You should also take a look at telephone or electrical wires. Ever see them strung between poles a mile apart? There's a reason for that.

phinds
fascinated
You guys are great. I have been googling away, learning about lasers a bit, and don't understand how the beam would be visible over that distance? Wouldn't it just project a dot on the other side, wherever it hits?

And a video of this guy shooting a laser over a lake popped up. He claims the laser was four feet above the water and his cell phone picked it up from just inches above the water on the other side.

Measuring curvature of the earth.
Over a one nautical mile span, the Earth curves by one minute of arc (1/60th of one degree).
What would it be over that distance? He claims 16.4 miles.

Is this a trick?

It would really help if you were to stop messing with us and tell us what the problem you are trying to solve is and not make us guess.

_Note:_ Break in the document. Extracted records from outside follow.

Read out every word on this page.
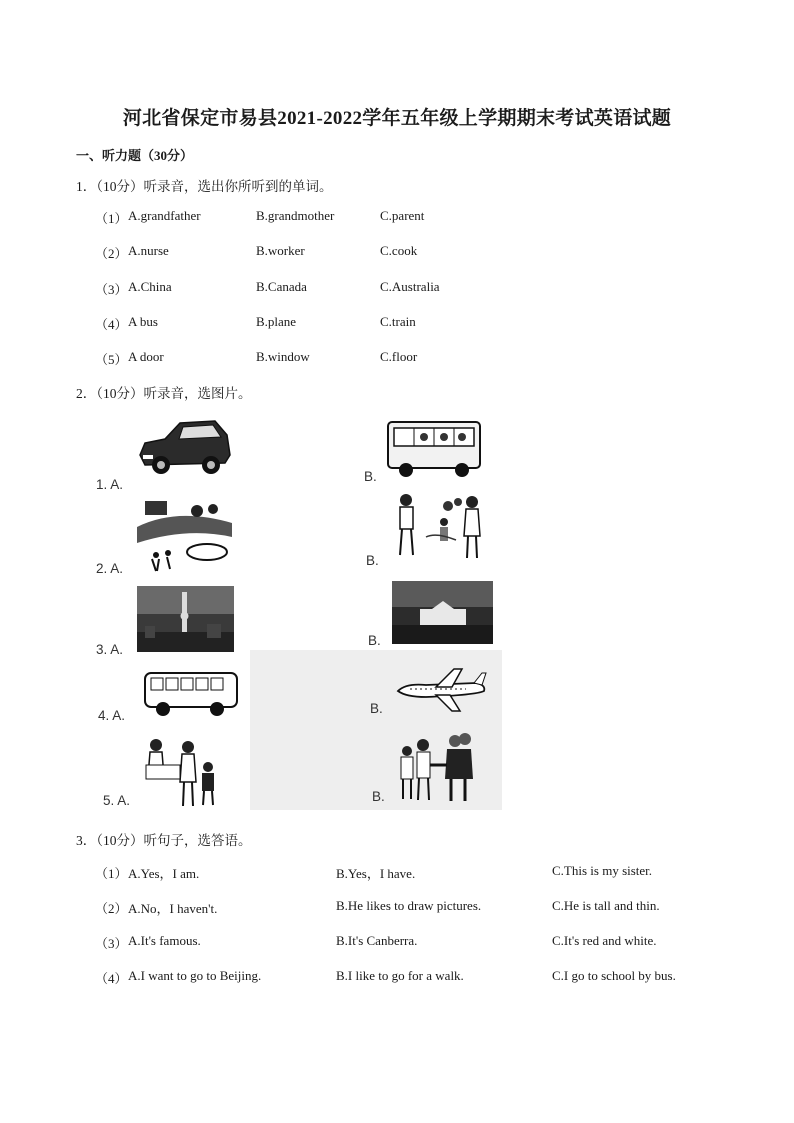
河北省保定市易县2021-2022学年五年级上学期期末考试英语试题
一、听力题（30分）
1．（10分）听录音，选出你所听到的单词。
（1） A.grandfather	B.grandmother	C.parent
（2） A.nurse	B.worker	C.cook
（3） A.China	B.Canada	C.Australia
（4） A bus	B.plane	C.train
（5） A door	B.window	C.floor
2．（10分）听录音，选图片。
1. A.
B.
2. A.
B.
3. A.
B.
4. A.	B.
5. A.	B.
3．（10分）听句子，选答语。
（1） A.Yes，I am.	B.Yes，I have.	C.This is my sister.
（2） A.No，I haven't.	B.He likes to draw pictures.	C.He is tall and thin.
（3） A.It's famous.	B.It's Canberra.	C.It's red and white.
（4） A.I want to go to Beijing.	B.I like to go for a walk.	C.I go to school by bus.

You should also take a look at telephone or electrical wires. Ever see them strung between poles a mile apart? There's a reason for that.
I'm not messing with anyone. I'm just curious and not super smart, and I appreciate everyone who takes the time to explain things that must seem so obvious to them.

And no, I have never seen that, but when I googled it, I found this:
The Ameralik Span is the longest span of an electrical overhead powerline in the world. It is situated near Nuuk on Greenland and crosses Ameralik fjord with a span width of 5.37 km (3.34 miles).